The ruling excused the Secret Service from having to give up information about their actions during the protests in Jacksonville, until the protesters' claims meet a higher legal threshold — one that makes their allegations not merely possible, but plausible.
Dave Fidanque, executive director of the American Civil Liberties Union of Oregon, said Friday they would file a new complaint.
Fidanque added that a U.S. Supreme Court ruling earlier this year in a case involving a Pakistani Muslim man claiming he was arrested after Sept. 11, 2001 because of his race and religion, cited by the appeals court, has made it more difficult to sue the government because of the plausibility standard.
“It basically puts plaintiffs in a Catch-22 situation,” Fidanque said. “It clearly applies to situations like the Jacksonville case, where we genuinely believe that the motivation on the part of government officials was political. But without the ability to require the government to turn over documents to have individuals involved in decision-making that day submit to depositions and other types of discovery, it's going to make it much more difficult to move forward with a case like this.”

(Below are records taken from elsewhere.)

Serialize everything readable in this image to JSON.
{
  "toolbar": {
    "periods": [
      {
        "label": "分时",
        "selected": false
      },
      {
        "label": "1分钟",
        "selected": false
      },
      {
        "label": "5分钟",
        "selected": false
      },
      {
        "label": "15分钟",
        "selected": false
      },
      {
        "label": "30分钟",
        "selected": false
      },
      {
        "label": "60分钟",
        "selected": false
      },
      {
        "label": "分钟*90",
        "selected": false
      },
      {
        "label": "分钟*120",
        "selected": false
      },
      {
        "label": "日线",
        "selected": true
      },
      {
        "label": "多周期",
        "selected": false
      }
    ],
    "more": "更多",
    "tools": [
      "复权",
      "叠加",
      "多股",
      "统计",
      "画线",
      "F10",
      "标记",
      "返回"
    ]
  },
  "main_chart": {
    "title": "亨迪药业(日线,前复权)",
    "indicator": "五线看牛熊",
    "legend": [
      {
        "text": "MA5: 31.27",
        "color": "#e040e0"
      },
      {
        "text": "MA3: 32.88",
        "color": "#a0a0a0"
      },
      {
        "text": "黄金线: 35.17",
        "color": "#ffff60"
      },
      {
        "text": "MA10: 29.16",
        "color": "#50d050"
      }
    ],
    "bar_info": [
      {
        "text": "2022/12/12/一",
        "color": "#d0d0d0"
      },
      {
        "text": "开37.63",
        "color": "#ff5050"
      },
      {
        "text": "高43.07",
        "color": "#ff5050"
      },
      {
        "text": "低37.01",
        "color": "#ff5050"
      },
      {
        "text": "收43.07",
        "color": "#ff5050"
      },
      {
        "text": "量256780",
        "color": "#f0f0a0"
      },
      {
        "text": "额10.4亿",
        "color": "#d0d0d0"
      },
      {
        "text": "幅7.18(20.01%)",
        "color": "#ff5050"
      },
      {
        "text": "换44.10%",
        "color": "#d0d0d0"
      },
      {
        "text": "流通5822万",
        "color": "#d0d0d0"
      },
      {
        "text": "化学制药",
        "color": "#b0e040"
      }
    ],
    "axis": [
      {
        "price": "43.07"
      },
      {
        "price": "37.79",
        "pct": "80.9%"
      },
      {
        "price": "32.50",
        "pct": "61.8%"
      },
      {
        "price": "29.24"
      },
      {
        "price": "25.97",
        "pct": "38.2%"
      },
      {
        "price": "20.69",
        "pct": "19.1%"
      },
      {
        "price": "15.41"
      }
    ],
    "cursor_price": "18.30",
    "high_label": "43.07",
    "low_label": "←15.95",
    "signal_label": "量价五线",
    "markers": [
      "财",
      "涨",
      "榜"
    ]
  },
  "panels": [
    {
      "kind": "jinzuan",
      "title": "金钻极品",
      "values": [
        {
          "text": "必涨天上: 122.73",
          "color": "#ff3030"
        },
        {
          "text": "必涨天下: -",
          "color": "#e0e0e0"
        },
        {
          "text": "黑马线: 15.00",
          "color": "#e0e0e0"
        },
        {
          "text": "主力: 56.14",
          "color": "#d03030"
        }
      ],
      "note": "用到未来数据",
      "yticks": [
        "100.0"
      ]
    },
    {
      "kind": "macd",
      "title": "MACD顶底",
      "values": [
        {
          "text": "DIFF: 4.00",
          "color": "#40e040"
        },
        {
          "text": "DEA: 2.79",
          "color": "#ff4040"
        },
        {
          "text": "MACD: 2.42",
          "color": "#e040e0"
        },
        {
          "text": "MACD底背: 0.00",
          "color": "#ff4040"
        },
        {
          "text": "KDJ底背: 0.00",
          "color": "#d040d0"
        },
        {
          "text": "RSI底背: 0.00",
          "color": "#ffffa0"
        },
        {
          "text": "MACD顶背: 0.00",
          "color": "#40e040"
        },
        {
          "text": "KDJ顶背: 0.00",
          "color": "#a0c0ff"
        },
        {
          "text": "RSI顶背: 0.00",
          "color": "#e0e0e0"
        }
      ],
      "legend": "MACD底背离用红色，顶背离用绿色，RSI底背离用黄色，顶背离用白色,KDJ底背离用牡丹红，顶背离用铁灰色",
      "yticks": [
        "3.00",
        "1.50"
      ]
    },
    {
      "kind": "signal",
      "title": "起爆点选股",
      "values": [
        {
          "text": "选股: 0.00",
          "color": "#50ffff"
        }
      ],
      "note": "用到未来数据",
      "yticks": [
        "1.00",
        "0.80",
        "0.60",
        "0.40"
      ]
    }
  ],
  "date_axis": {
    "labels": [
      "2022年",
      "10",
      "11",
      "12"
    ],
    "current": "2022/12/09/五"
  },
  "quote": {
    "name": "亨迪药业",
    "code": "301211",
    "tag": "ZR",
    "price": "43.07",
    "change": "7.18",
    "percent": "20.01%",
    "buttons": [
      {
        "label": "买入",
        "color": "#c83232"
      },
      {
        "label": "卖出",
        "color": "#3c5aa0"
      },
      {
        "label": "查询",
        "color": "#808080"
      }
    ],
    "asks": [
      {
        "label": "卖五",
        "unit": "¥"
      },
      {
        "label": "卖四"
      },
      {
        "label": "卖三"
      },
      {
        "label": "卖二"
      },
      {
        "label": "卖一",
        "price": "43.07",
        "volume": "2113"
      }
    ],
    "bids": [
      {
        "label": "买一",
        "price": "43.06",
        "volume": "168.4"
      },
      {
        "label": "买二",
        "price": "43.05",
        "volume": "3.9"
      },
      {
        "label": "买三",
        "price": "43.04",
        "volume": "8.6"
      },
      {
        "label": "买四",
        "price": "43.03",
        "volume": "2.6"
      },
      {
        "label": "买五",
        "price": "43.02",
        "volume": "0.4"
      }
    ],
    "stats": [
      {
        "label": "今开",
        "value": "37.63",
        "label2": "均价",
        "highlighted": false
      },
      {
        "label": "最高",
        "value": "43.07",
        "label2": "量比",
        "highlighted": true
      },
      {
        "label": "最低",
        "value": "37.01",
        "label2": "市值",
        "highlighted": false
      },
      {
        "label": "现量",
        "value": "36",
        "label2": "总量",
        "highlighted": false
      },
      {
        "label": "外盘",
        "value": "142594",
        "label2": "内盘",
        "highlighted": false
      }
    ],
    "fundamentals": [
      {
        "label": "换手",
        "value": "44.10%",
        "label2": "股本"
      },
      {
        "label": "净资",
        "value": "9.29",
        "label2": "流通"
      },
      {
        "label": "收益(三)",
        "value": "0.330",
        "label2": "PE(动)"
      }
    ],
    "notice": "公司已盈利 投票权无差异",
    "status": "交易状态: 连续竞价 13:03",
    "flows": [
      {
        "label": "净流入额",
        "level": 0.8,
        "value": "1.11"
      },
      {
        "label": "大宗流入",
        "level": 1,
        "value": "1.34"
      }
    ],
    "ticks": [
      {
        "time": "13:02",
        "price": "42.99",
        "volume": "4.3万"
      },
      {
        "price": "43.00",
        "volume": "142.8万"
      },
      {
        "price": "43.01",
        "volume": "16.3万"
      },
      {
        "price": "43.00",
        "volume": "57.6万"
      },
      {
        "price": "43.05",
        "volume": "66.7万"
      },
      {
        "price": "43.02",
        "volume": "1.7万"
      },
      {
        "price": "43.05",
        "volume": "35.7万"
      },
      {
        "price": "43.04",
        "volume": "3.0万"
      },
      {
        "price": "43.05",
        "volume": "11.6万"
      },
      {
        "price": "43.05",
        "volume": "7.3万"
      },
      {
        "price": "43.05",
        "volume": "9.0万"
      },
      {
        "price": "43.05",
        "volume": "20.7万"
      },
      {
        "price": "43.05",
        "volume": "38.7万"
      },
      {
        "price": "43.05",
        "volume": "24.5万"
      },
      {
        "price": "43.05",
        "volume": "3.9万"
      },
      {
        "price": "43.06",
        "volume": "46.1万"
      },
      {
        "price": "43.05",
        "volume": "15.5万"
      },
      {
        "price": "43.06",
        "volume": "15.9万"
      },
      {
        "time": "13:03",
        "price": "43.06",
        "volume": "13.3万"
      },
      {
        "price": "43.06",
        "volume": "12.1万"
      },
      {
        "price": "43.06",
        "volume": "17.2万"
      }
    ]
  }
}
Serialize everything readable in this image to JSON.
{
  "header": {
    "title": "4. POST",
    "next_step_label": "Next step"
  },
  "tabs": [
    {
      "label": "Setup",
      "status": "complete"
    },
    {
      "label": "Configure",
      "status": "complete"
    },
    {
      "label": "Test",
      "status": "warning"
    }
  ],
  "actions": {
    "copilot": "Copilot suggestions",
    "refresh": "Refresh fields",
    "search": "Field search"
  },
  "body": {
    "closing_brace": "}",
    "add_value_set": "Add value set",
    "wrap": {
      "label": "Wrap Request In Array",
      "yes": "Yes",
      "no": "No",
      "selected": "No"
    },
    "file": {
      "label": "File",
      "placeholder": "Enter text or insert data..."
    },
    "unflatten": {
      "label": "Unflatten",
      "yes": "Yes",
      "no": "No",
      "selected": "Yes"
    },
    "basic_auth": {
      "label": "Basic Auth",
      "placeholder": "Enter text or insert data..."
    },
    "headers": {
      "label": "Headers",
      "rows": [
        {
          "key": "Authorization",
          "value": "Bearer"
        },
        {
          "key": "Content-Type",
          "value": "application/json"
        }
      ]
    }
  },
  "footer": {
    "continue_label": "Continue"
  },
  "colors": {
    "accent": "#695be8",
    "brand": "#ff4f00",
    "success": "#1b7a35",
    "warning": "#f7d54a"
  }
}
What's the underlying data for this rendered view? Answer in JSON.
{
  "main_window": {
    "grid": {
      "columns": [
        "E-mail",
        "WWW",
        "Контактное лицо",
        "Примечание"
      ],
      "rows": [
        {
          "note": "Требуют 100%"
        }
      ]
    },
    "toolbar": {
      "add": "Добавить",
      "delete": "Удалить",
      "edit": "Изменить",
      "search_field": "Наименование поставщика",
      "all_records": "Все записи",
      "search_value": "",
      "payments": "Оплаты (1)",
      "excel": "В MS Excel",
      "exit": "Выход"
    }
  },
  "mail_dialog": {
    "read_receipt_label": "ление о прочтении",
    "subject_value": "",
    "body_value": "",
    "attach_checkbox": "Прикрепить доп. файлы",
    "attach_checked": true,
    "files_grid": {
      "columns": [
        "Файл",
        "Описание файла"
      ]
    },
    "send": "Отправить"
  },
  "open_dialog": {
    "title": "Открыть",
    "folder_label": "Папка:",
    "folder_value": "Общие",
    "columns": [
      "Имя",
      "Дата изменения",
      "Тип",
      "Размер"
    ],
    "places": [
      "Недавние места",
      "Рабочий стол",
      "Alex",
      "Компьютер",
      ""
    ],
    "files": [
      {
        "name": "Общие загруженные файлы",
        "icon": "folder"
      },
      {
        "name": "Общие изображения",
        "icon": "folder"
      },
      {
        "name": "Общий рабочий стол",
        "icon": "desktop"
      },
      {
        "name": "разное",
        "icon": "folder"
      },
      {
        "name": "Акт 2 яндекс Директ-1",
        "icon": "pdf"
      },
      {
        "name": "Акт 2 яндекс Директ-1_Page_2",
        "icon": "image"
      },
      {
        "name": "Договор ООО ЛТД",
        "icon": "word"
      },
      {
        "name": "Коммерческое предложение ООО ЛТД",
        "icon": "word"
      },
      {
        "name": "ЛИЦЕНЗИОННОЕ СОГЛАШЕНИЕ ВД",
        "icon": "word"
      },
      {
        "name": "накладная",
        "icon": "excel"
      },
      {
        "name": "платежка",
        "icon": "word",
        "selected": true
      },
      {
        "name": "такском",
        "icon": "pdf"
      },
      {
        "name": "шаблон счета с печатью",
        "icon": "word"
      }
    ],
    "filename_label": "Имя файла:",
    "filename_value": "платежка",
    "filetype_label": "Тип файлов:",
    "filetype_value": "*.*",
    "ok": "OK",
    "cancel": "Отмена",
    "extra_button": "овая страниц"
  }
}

The Secret Service did not immediately respond to a telephone call for comment.
Bush had given a speech at the Jackson County Expo in Central Point and was spending the night in Jacksonville, an historic gold mining town.
The lawsuit claims that when Secret Service agents ordered police to clear the streets around a patio where the president was having dinner, the agents discriminated against anti-Bush demonstrators, while leaving alone pro-Bush demonstrators standing a couple of blocks away.
“The facts do not rule out the possibility of viewpoint discrimination, and thus at some level they are consistent with a viable First Amendment claim, but mere possibility is not enough,” Judge A. Wallace Tashima wrote for the three-judge panel.
“Without any allegation tying the agents to the actions of the local police, we may not assume that either did anything beyond ordering Plaintiffs moved to the east side of Fourth Street.”
The panel added that claims that other people dining at the Jacksonville Inn were not searched or moved away did not make the claim of discrimination any more plausible.